Ein juristischer Streit zwischen der AfD-nahen Desiderius-Erasmus-Stiftung und dem Bundesinnenministerium eskaliert: Die Stiftung hat gegen Innenminister Thomas Dobrindt (CSU) Strafanzeige wegen des Verdachts der Rechtsbeugung erstattet. Hintergrund ist die behauptete systematische Verzögerung der Bearbeitung ihres Fördermittelantrags, der bereits im März 2025 eingereicht wurde.

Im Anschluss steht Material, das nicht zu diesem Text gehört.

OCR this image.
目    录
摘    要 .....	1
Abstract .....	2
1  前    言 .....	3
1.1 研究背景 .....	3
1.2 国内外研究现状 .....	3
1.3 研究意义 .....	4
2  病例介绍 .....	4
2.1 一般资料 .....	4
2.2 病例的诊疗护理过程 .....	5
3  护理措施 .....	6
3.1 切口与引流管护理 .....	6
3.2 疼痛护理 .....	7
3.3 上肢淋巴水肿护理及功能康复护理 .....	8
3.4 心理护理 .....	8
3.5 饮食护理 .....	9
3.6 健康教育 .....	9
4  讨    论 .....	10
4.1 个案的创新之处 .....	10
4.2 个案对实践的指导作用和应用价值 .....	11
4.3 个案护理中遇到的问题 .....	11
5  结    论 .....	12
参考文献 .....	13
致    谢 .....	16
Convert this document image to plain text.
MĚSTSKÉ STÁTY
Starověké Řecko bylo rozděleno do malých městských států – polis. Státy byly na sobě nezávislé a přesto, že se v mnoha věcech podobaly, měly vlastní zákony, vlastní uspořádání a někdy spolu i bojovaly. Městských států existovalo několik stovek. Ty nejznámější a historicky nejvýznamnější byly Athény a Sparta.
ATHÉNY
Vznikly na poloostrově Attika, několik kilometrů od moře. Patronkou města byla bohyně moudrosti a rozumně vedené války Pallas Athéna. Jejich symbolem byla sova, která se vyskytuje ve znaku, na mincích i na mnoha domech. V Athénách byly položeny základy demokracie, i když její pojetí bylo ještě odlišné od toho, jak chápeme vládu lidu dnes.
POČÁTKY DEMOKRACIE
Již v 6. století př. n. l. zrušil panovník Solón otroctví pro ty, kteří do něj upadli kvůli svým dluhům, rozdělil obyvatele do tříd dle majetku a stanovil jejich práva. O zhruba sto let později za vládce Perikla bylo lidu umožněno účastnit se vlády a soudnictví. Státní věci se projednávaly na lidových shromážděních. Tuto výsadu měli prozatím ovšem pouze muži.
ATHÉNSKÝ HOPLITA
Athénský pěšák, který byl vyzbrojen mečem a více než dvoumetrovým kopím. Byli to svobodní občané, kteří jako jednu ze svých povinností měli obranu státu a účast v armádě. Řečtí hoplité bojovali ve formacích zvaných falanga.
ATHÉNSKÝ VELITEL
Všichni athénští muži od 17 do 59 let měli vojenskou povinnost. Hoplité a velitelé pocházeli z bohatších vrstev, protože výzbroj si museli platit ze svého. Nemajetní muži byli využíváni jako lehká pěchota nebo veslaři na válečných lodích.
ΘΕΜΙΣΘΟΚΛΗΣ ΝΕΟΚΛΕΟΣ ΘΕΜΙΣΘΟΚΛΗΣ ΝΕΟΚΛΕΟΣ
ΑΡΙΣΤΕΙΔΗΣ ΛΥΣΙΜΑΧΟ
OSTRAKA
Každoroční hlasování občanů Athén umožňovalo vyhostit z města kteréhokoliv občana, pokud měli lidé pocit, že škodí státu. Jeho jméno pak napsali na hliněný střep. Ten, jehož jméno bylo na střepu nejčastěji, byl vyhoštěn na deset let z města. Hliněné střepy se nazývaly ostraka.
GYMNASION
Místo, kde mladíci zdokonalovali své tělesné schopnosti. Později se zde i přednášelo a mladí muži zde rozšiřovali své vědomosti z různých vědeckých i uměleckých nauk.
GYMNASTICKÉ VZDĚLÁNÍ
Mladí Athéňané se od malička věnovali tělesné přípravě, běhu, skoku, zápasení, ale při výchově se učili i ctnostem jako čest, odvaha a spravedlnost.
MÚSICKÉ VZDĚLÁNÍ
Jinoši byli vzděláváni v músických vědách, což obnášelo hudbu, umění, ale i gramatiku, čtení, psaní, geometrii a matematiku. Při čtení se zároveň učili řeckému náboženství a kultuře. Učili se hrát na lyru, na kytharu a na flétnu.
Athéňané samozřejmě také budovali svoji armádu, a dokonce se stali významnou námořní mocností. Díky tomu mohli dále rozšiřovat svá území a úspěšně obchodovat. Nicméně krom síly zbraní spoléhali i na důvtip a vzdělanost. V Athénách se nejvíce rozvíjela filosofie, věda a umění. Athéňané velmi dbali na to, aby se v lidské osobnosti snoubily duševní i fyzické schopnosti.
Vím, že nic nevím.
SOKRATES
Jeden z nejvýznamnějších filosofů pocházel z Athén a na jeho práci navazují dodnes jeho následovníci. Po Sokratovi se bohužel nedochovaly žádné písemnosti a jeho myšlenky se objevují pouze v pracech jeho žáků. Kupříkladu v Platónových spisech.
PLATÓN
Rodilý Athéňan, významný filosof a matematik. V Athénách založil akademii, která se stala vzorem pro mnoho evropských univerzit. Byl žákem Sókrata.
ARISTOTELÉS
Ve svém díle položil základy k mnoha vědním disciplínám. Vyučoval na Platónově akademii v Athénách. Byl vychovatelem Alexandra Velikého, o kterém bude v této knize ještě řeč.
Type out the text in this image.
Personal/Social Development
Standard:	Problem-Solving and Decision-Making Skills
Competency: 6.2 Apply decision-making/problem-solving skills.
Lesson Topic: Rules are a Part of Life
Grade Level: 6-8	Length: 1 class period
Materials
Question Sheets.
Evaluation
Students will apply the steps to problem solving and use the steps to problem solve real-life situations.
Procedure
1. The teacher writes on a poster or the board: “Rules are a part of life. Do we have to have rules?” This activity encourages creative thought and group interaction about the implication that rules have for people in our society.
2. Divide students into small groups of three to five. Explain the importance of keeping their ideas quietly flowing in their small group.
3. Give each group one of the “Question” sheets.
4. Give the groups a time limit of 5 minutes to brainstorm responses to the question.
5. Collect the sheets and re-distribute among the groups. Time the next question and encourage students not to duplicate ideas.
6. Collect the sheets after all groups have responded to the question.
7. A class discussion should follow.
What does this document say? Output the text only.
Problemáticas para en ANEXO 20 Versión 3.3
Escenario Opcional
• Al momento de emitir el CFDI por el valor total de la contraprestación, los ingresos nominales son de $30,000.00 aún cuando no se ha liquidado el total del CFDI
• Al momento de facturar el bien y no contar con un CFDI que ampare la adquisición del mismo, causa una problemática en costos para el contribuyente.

Laut Angaben der Welt Online belaufen sich die beantragten Mittel allein für das laufende Jahr auf 25,5 Millionen Euro. Die Stiftung wirft dem Ministerium vor, den Antrag bewusst im Verwaltungsapparat „verschwinden zu lassen“, was eine klare Missachtung rechtlicher Verfahren darstelle. Als Beweis führt sie interne Korrespondenz und Fristüberschreitungen an.
Das Bundesinnenministerium hat die Vorwürfe bislang nicht offiziell kommentiert. Unklar ist, ob die Förderung grundsätzlich infrage steht oder ob organisatorische Gründe für die Verzögerung verantwortlich sind. Kritiker sehen in der Anzeige auch einen politischen Symbolakt, da die Desiderius-Erasmus-Stiftung wiederholt als ideologische Plattform der AfD identifiziert wurde.
Der Fall wirft Fragen über Transparenz und Gleichbehandlung bei der Vergabe öffentlicher Gelder auf. Während andere politisch nahestehende Stiftungen wie Konrad-Adenauer-Stiftung oder Friedrich-Ebert-Stiftung jährlich staatliche Fördermittel erhalten, bleibt die Anerkennung entsprechender Organisationen parteipolitisch sensibel. Das Bundesverfassungsgericht hatte bereits mehrfach betont, dass ideologische Nähe kein Ausschlusskriterium sein dürfe – solange die satzungsgemäßen Ziele demokratiekonform seien.